Abiy mengatakan, jet-jet pemerintah telah membom depot senjata dan target lainnya. Pekerja bantuan dan sumber keamanan telah melaporkan pertempuran sengit di lapangan.
Seorang pejabat militer di Amhara, di sisi pasukan federal, mengatakan bahwa bentrokan dengan pasukan Tigrayan di Kirakir, dekat perbatasan Tigray-Amhara, telah menewaskan hampir 500 pasukan Tigrayan.
Tiga sumber keamanan di Amhara yang bekerja dengan pasukan federal mengatakan tentara Ethiopia juga kehilangan ratusan personel dalam pertempuran awal di Dansha.
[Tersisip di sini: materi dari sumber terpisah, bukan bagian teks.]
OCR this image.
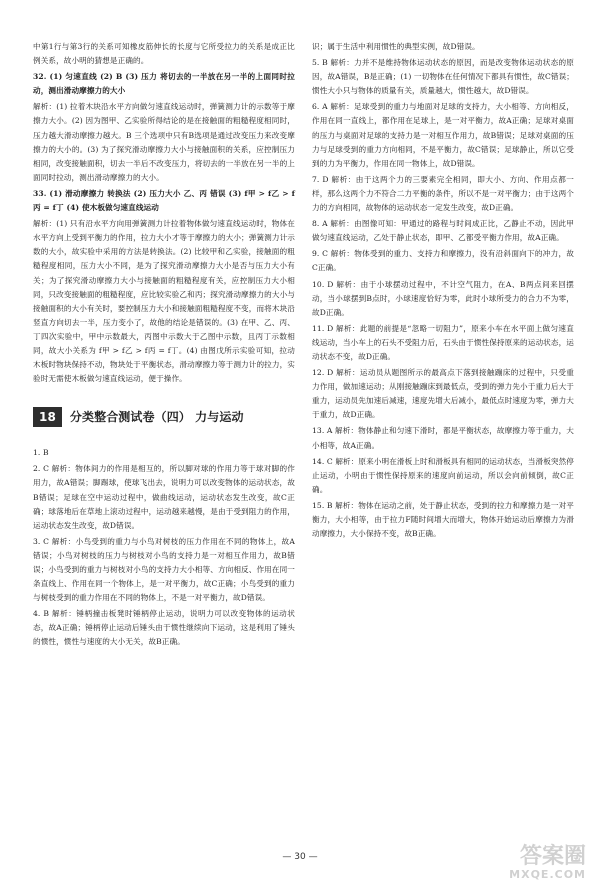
中第1行与第3行的关系可知橡皮筋伸长的长度与它所受拉力的关系是成正比例关系，故小明的猜想是正确的。

32. (1) 匀速直线 (2) B (3) 压力 将切去的一半放在另一半的上面同时拉动，测出滑动摩擦力的大小

解析：(1) 拉着木块沿水平方向做匀速直线运动时，弹簧测力计的示数等于摩擦力大小。(2) 因为图甲、乙实验所得结论的是在接触面的粗糙程度相同时，压力越大滑动摩擦力越大。B 三个选项中只有B选项是通过改变压力来改变摩擦力的大小的。(3) 为了探究滑动摩擦力大小与接触面积的关系，应控制压力相同，改变接触面积，切去一半后不改变压力，将切去的一半放在另一半的上面同时拉动，测出滑动摩擦力的大小。

33. (1) 滑动摩擦力 转换法 (2) 压力大小 乙、丙 错误 (3) f甲 > f乙 > f丙 = f丁 (4) 使木板做匀速直线运动

解析：(1) 只有沿水平方向用弹簧测力计拉着物体做匀速直线运动时，物体在水平方向上受到平衡力的作用，拉力大小才等于摩擦力的大小；弹簧测力计示数的大小，故实验中采用的方法是转换法。(2) 比较甲和乙实验，接触面的粗糙程度相同，压力大小不同，是为了探究滑动摩擦力大小是否与压力大小有关；为了探究滑动摩擦力大小与接触面的粗糙程度有关，应控制压力大小相同，只改变接触面的粗糙程度，应比较实验乙和丙；探究滑动摩擦力的大小与接触面积的大小有关时，要控制压力大小和接触面粗糙程度不变，而将木块沿竖直方向切去一半，压力变小了，故他的结论是错误的。(3) 在甲、乙、丙、丁四次实验中，甲中示数最大，丙图中示数大于乙图中示数，且丙丁示数相同，故大小关系为 f甲 > f乙 > f丙 = f丁。(4) 由图戊所示实验可知，拉动木板时物块保持不动，物块处于平衡状态，滑动摩擦力等于测力计的拉力，实验时无需使木板做匀速直线运动，便于操作。

18	分类整合测试卷（四） 力与运动

1. B

2. C 解析：物体间力的作用是相互的，所以脚对球的作用力等于球对脚的作用力，故A错误；脚踢球，使球飞出去，说明力可以改变物体的运动状态，故B错误；足球在空中运动过程中，做曲线运动，运动状态发生改变，故C正确；球落地后在草地上滚动过程中，运动越来越慢，是由于受到阻力的作用，运动状态发生改变，故D错误。

3. C 解析：小鸟受到的重力与小鸟对树枝的压力作用在不同的物体上，故A错误；小鸟对树枝的压力与树枝对小鸟的支持力是一对相互作用力，故B错误；小鸟受到的重力与树枝对小鸟的支持力大小相等、方向相反、作用在同一条直线上、作用在同一个物体上，是一对平衡力，故C正确；小鸟受到的重力与树枝受到的重力作用在不同的物体上，不是一对平衡力，故D错误。

4. B 解析：锤柄撞击板凳时锤柄停止运动，说明力可以改变物体的运动状态，故A正确；锤柄停止运动后锤头由于惯性继续向下运动，这是利用了锤头的惯性，惯性与速度的大小无关，故B正确。

识；属于生活中利用惯性的典型实例，故D错误。

5. B 解析：力并不是维持物体运动状态的原因，而是改变物体运动状态的原因，故A错误，B是正确；(1) 一切物体在任何情况下都具有惯性，故C错误；惯性大小只与物体的质量有关，质量越大，惯性越大，故D错误。

6. A 解析：足球受到的重力与地面对足球的支持力，大小相等、方向相反，作用在同一直线上，都作用在足球上，是一对平衡力，故A正确；足球对桌面的压力与桌面对足球的支持力是一对相互作用力，故B错误；足球对桌面的压力与足球受到的重力方向相同，不是平衡力，故C错误；足球静止，所以它受到的力为平衡力，作用在同一物体上，故D错误。

7. D 解析：由于这两个力的三要素完全相同，即大小、方向、作用点都一样，那么这两个力不符合二力平衡的条件，所以不是一对平衡力；由于这两个力的方向相同，故物体的运动状态一定发生改变，故D正确。

8. A 解析：由图像可知：甲通过的路程与时间成正比，乙静止不动，因此甲做匀速直线运动，乙处于静止状态，即甲、乙都受平衡力作用，故A正确。

9. C 解析：物体受到的重力、支持力和摩擦力，没有沿斜面向下的冲力，故C正确。

10. D 解析：由于小球摆动过程中，不计空气阻力，在A、B两点间来回摆动，当小球摆到B点时，小球速度恰好为零，此时小球所受力的合力不为零，故D正确。

11. D 解析：此题的前提是“忽略一切阻力”，原来小车在水平面上做匀速直线运动，当小车上的石头不受阻力后，石头由于惯性保持原来的运动状态，运动状态不变，故D正确。

12. D 解析：运动员从题图所示的最高点下落到接触蹦床的过程中，只受重力作用，做加速运动；从刚接触蹦床到最低点，受到的弹力先小于重力后大于重力，运动员先加速后减速，速度先增大后减小，最低点时速度为零，弹力大于重力，故D正确。

13. A 解析：物体静止和匀速下滑时，都是平衡状态，故摩擦力等于重力，大小相等，故A正确。

14. C 解析：原来小明在滑板上时和滑板具有相同的运动状态，当滑板突然停止运动，小明由于惯性保持原来的速度向前运动，所以会向前倾倒，故C正确。

15. B 解析：物体在运动之前，处于静止状态，受到的拉力和摩擦力是一对平衡力，大小相等，由于拉力F随时间增大而增大，物体开始运动后摩擦力为滑动摩擦力，大小保持不变，故B正确。

— 30 —	答案圈
MXQE.COM
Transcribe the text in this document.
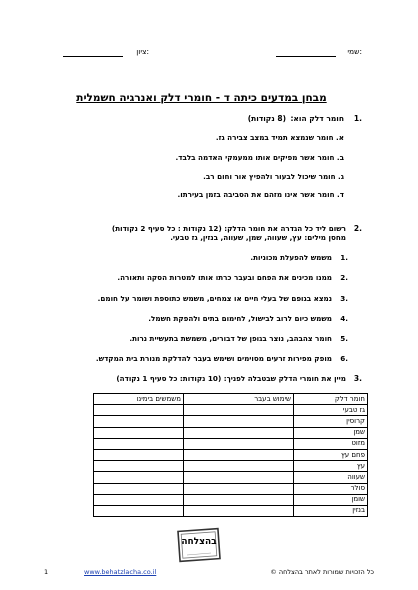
:שמי
:ציון
מבחן במדעים כיתה ד - חומרי דלק ואנרגיה חשמלית
.1
חומר דלק הוא:
(8 נקודות)
א. חומר שנמצא תמיד במצב צבירה גז.
ב. חומר אשר מפיקים אותו ממעמקי האדמה בלבד.
ג. חומר שיכול לבעור ולהפיץ אור וחום רב.
ד. חומר אשר אינו מזהם את הסביבה בזמן בעירתו.
.2
רשום ליד כל הגדרה את חומר הדלק: (12 נקודות : כל סעיף 2 נקודות)
מחסן מילים: עץ, שעווה, שמן, שעווה, בנזין, גז טבעי.
.1
משמש להפעלת מכוניות.
.2
ממנו מכינים את הפחם ובעבר כרתו אותו למטרות הסקה ותאורה.
.3
נמצא בגופם של בעלי חיים או צמחים, משמש כתוספת ושומר על חומם.
.4
משמש כיום לרוב לבישול, לחימום בתים ולהפקת חשמל.
.5
חומר צהבהב, נוצר בגופן של דבורים, משמשת בתעשיית נרות.
.6
מופק מפירות זרעים מסוימים ושימש בעבר להדלקת מנורת בית המקדש.
.3
מיין את חומרי הדלק שבטבלה לפניך: (10 נקודות: כל סעיף 1 נקודה)
משמשים בימינו	שימוש בעבר	חומר דלק
		גז טבעי
		קרוסין
		שמן
		מזוט
		פחם עץ
		עץ
		שעווה
		סולר
		שומן
		בנזין
בהצלחה
1	www.behatzlacha.co.il	כל הזכויות שמורות לאתר בהצלחה ©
Reuters belum dapat memverifikasi angka, meskipun seorang diplomat juga mengatakan ratusan orang diyakini telah tewas. Kantor perdana menteri dan tentara nasional Ethiopia tidak segera menanggapi permintaan komentar.
Front Pembebasan Rakyat Tigray (TPLF), yang mengatur wilayah tersebut, mengalami kekerasan pertempuran baik dari perang 1998-2000 dengan Eritrea dan perang gerilya untuk menggulingkan Mengistu Haile Mariam pada tahun 1991. Pasukan TPLF dan sekutu milisi berjumlah hingga 250.000 orang dan memiliki perangkat keras yang signifikan, kata para ahli.
‘Tanpa belas kasihan’
Jumlah orang-orang Tigrayans hanya lima persen dari populasi Etiopia. Tetapi mereka—sebelum berdirinya pemerintahan Abiy–mendominasi politik sejak pemberontakan dari kelompok etnis mereka menggulingkan kekuasaan militer Marxis pada tahun 1991.
Mereka mengatakan, pemerintah Abiy secara tidak adil menargetkan mereka sebagai bagian dari tindakan keras terhadap pelanggaran hak asasi dan korupsi di masa lalu. “Para fasis ini telah menunjukkan bahwa mereka tidak akan menunjukkan belas kasihan dalam menghancurkan Tigrayans dengan meluncurkan lebih dari 10 upaya serangan udara di kota-kota Tigrayan,” kata TPLF melalui Facebook.
Tidak ada tanggapan langsung dari kantor perdana menteri, atau dari juru bicara satuan tugas darurat yang dibentuk oleh pemerintah.
Tentara mengatakan pihaknya meningkatkan serangan, dengan hasil sejumlah besar pasukan khusus Tigrayan dan milisi menyerah. Ini membantah klaim TPLF yang mengatakan mereka menjatuhkan bom-bom dari pesawat jet.
Abiy, mantan tentara yang berperang bersama Tigrayans melawan Eritrea, sejauh ini menentang seruan dari Perserikatan Bangsa-Bangsa dan lainnya untuk bernegosiasi. Jurnalis diusir dari pangkalan Dansha pada hari Senin oleh tentara dengan alasan masalah keamanan.
Di luar pangkalan, SUV dan pikap diisi dengan tentara dan tanda logam hitam bertuliskan: “Mari kita bangun satu negara demokratis bersama”. Helikopter militer terbang ke utara.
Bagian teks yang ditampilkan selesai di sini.